Indonesian investigators are examining debris from Lion Air flight JT 610 which crashed into the sea off the capital, Jakarta, Monday morning with 189 people on board.
The Boeing 737 MAX 8 was carrying 181 passengers, including one child and two infants, as well as six crew members and two pilots, when it disappeared from radar during a short flight from Jakarta to Pangkal Pinang, according to Indonesia’s National Search and Rescue Agency (SAR).
The plane took off from Soekarno-Hatta International Airport in Tangerang, Greater Jakarta at 6.21 a.m. local time, and had been due to land at around 7:30 a.m. in Pangkal Pinan, the largest city on the Indonesian island of Bangka.
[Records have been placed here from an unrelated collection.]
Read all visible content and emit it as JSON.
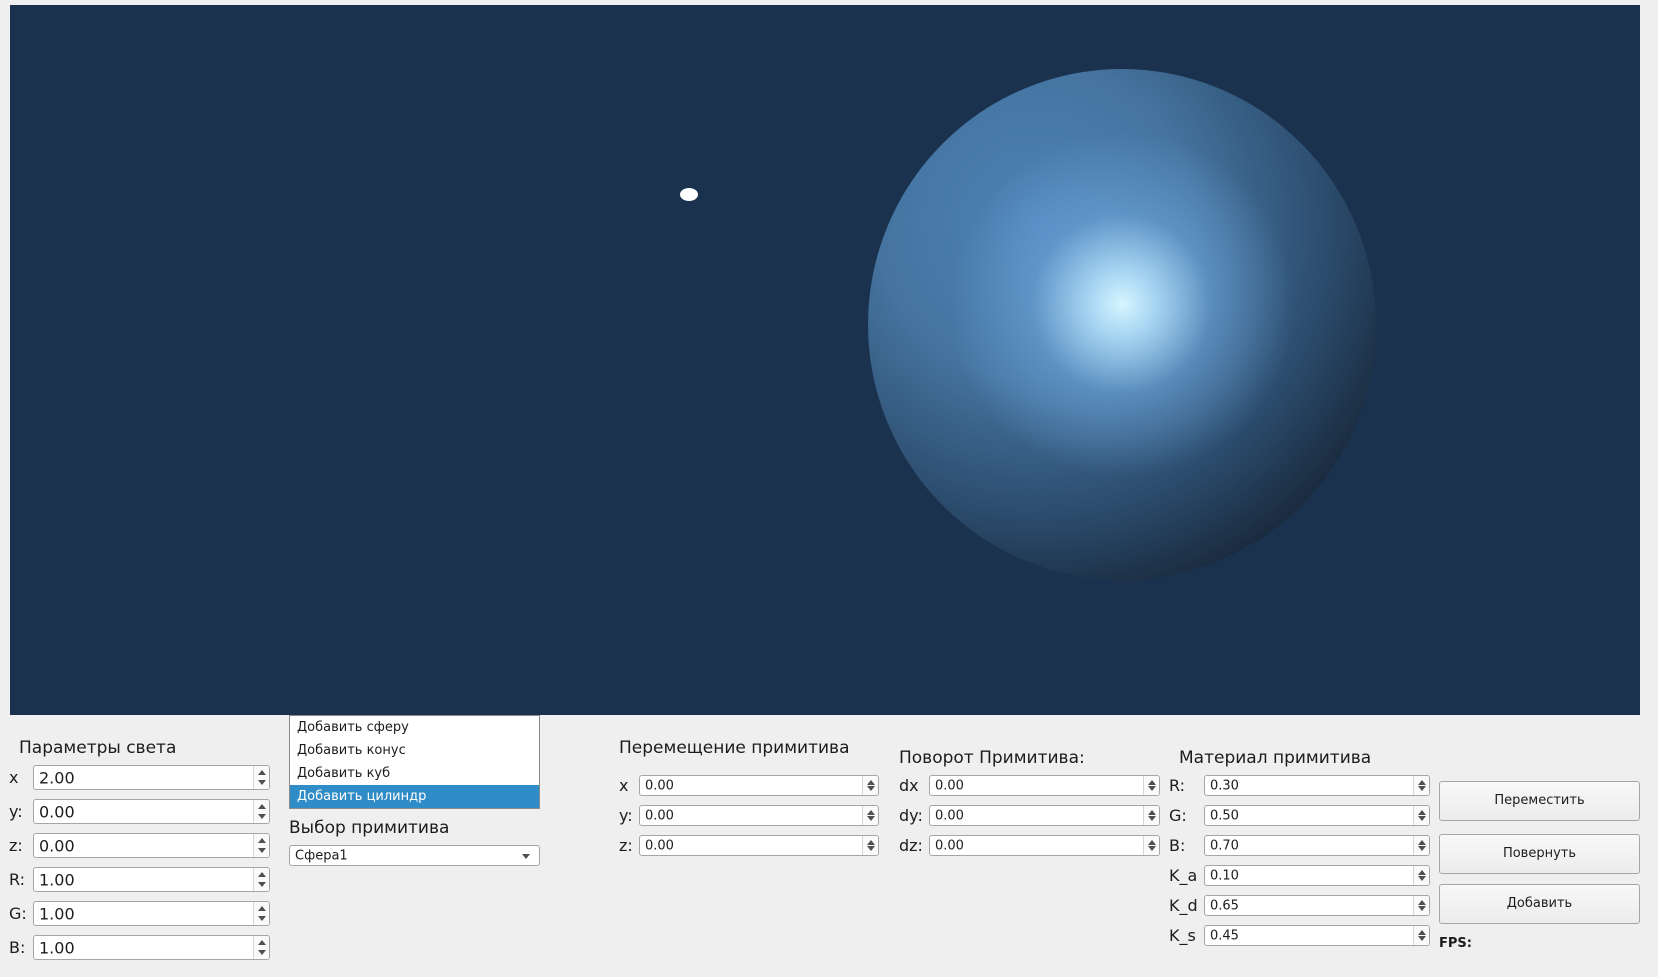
{
  "viewport": {
    "background_color": "#1b324e",
    "sphere_color": "#4d82b7",
    "light_color": "#ffffff"
  },
  "light_params": {
    "title": "Параметры света",
    "fields": [
      {
        "label": "x",
        "value": "2.00"
      },
      {
        "label": "y:",
        "value": "0.00"
      },
      {
        "label": "z:",
        "value": "0.00"
      },
      {
        "label": "R:",
        "value": "1.00"
      },
      {
        "label": "G:",
        "value": "1.00"
      },
      {
        "label": "B:",
        "value": "1.00"
      }
    ]
  },
  "primitive_select": {
    "dropdown_options": [
      "Добавить сферу",
      "Добавить конус",
      "Добавить куб",
      "Добавить цилиндр"
    ],
    "highlighted_option": "Добавить цилиндр",
    "title": "Выбор примитива",
    "combo_value": "Сфера1"
  },
  "move_primitive": {
    "title": "Перемещение примитива",
    "fields": [
      {
        "label": "x",
        "value": "0.00"
      },
      {
        "label": "y:",
        "value": "0.00"
      },
      {
        "label": "z:",
        "value": "0.00"
      }
    ]
  },
  "rotate_primitive": {
    "title": "Поворот Примитива:",
    "fields": [
      {
        "label": "dx",
        "value": "0.00"
      },
      {
        "label": "dy:",
        "value": "0.00"
      },
      {
        "label": "dz:",
        "value": "0.00"
      }
    ]
  },
  "material": {
    "title": "Материал примитива",
    "fields": [
      {
        "label": "R:",
        "value": "0.30"
      },
      {
        "label": "G:",
        "value": "0.50"
      },
      {
        "label": "B:",
        "value": "0.70"
      },
      {
        "label": "K_a",
        "value": "0.10"
      },
      {
        "label": "K_d",
        "value": "0.65"
      },
      {
        "label": "K_s",
        "value": "0.45"
      }
    ]
  },
  "buttons": {
    "move": "Переместить",
    "rotate": "Повернуть",
    "add": "Добавить"
  },
  "fps_label": "FPS:",
  "colors": {
    "selection": "#308cc6",
    "panel_bg": "#efefef"
  }
}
Finance Minister Sri Mulyani Indrawati said there were 20 ministry officials on board, who were returning to their posts in Pangkal Pinang after spending the weekend with their families in Jakarta for a public holiday.
Debris, life vests and a cellphone have been discovered in the water two nautical miles from the coordinates given as the crash site, SAR officials said. The fuselage has not yet been located.
Boats, a helicopter and 250 rescuers, including divers, were working at the crash site, some 34 nautical miles off the coast near Jakarta in the Java Sea. The frogmen are searching in water up to 35 meters (114 feet) deep.